Complete step by step answer:
Let’s express the height of the building using the kinematic equation when the stone is dropped as follows,
\[h = ut + \dfrac{1}{2}g{t^2}\]
Here, g is the acceleration due to gravity.
Since the stone is dropped from the rest, the initial velocity of stone is zero. Therefore, we can write the above equation as,
\[h = \dfrac{1}{2}g{t^2}\] ……. (1)
When the stone is thrown upward, the total time taken by the stone to reach the ground is the sum of time required for the stone to go up and come back to its initial position and the time required to reach the ground from the height of the building. We assume the time taken by the stone to go up and come back to the initial position is \[{t'_1}\]. Therefore, we can write,
\[{t_1} = {t'_1} + {t_2}\] …… (2)
Here, \[{t_2}\] is the time required to reach the ground from height h.
Let’s express this time using kinematic equation as follows,
\[0 = u{{t^1}_1} - \dfrac{1}{2}g{t^1}_1^2\]
\[ \Rightarrow {t'_1} = \dfrac{{2u}}{g} = {t_1} - {t_2}\] …… (3)
Now, let’s express the time required to reach the ground when the stone is thrown downwards as,
\[h = u{t_2} + \dfrac{1}{2}gt_2^2\]
Using equation (1) in the above equation, we get,
\[\dfrac{1}{2}g{t^2} = u{t_2} + \dfrac{1}{2}gt_2^2\]
\[ \Rightarrow {t^2} = \dfrac{{2u}}{g}{t_2} + t_2^2\]

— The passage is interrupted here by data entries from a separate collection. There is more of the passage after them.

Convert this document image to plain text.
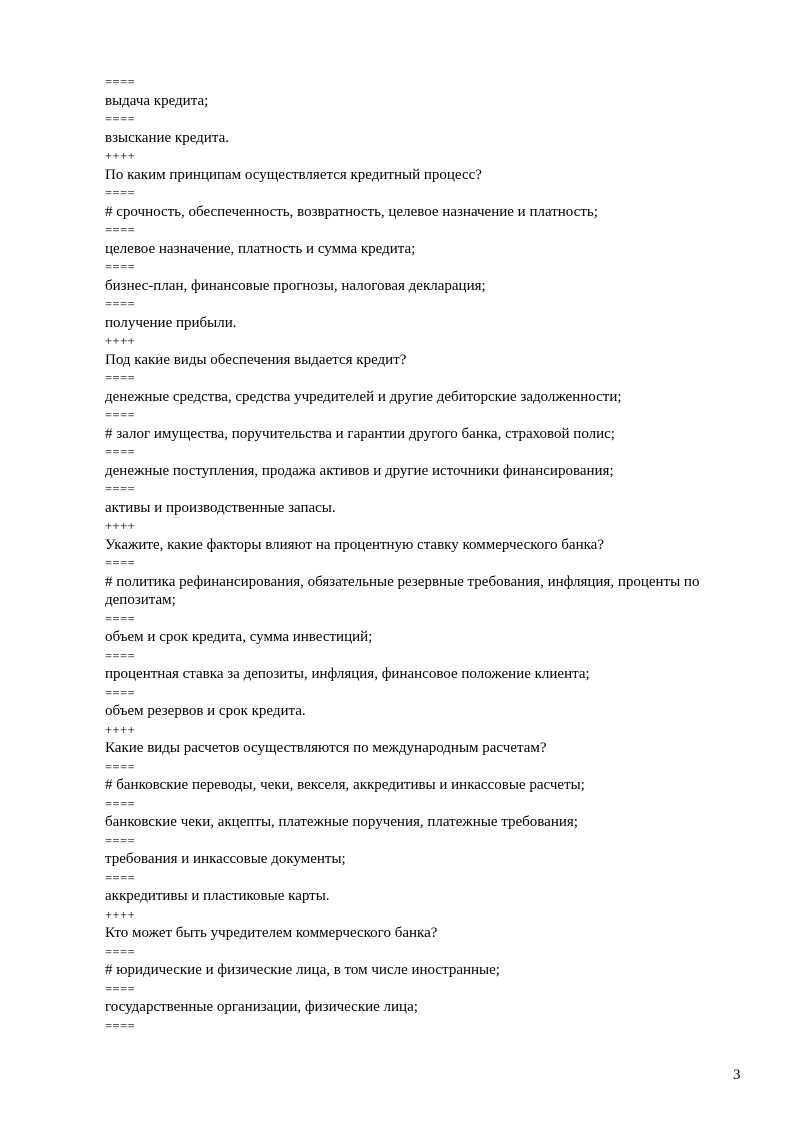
====
выдача кредита;
====
взыскание кредита.
++++
По каким принципам осуществляется кредитный процесс?
====
# срочность, обеспеченность, возвратность, целевое назначение и платность;
====
целевое назначение, платность и сумма кредита;
====
бизнес-план, финансовые прогнозы, налоговая декларация;
====
получение прибыли.
++++
Под какие виды обеспечения выдается кредит?
====
денежные средства, средства учредителей и другие дебиторские задолженности;
====
# залог имущества, поручительства и гарантии другого банка, страховой полис;
====
денежные поступления, продажа активов и другие источники финансирования;
====
активы и производственные запасы.
++++
Укажите, какие факторы влияют на процентную ставку коммерческого банка?
====
# политика рефинансирования, обязательные резервные требования, инфляция, проценты по депозитам;
====
объем и срок кредита, сумма инвестиций;
====
процентная ставка за депозиты, инфляция, финансовое положение клиента;
====
объем резервов и срок кредита.
++++
Какие виды расчетов осуществляются по международным расчетам?
====
# банковские переводы, чеки, векселя, аккредитивы и инкассовые расчеты;
====
банковские чеки, акцепты, платежные поручения, платежные требования;
====
требования и инкассовые документы;
====
аккредитивы и пластиковые карты.
++++
Кто может быть учредителем коммерческого банка?
====
# юридические и физические лица, в том числе иностранные;
====
государственные организации, физические лица;
====
3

Using equation (3) in the above equation, we get,
\[{t^2} = \left( {{t_1} - {t_2}} \right){t_2} + t_2^2\]
\[ \Rightarrow {t^2} = {t_1}{t_2} - t_2^2 + t_2^2\]
\[ \Rightarrow {t^2} = {t_1}{t_2}\]
\[ \therefore t = \sqrt {{t_1}{t_2}} \]

So, the correct answer is option C.

Note: Always take the sign of acceleration due to gravity positive for the downward motion of the body and negative for upward motion. In equation (3), we have taken the distance travelled by the stone as zero since the stone comes back to the same position. The displacement in this situation is zero.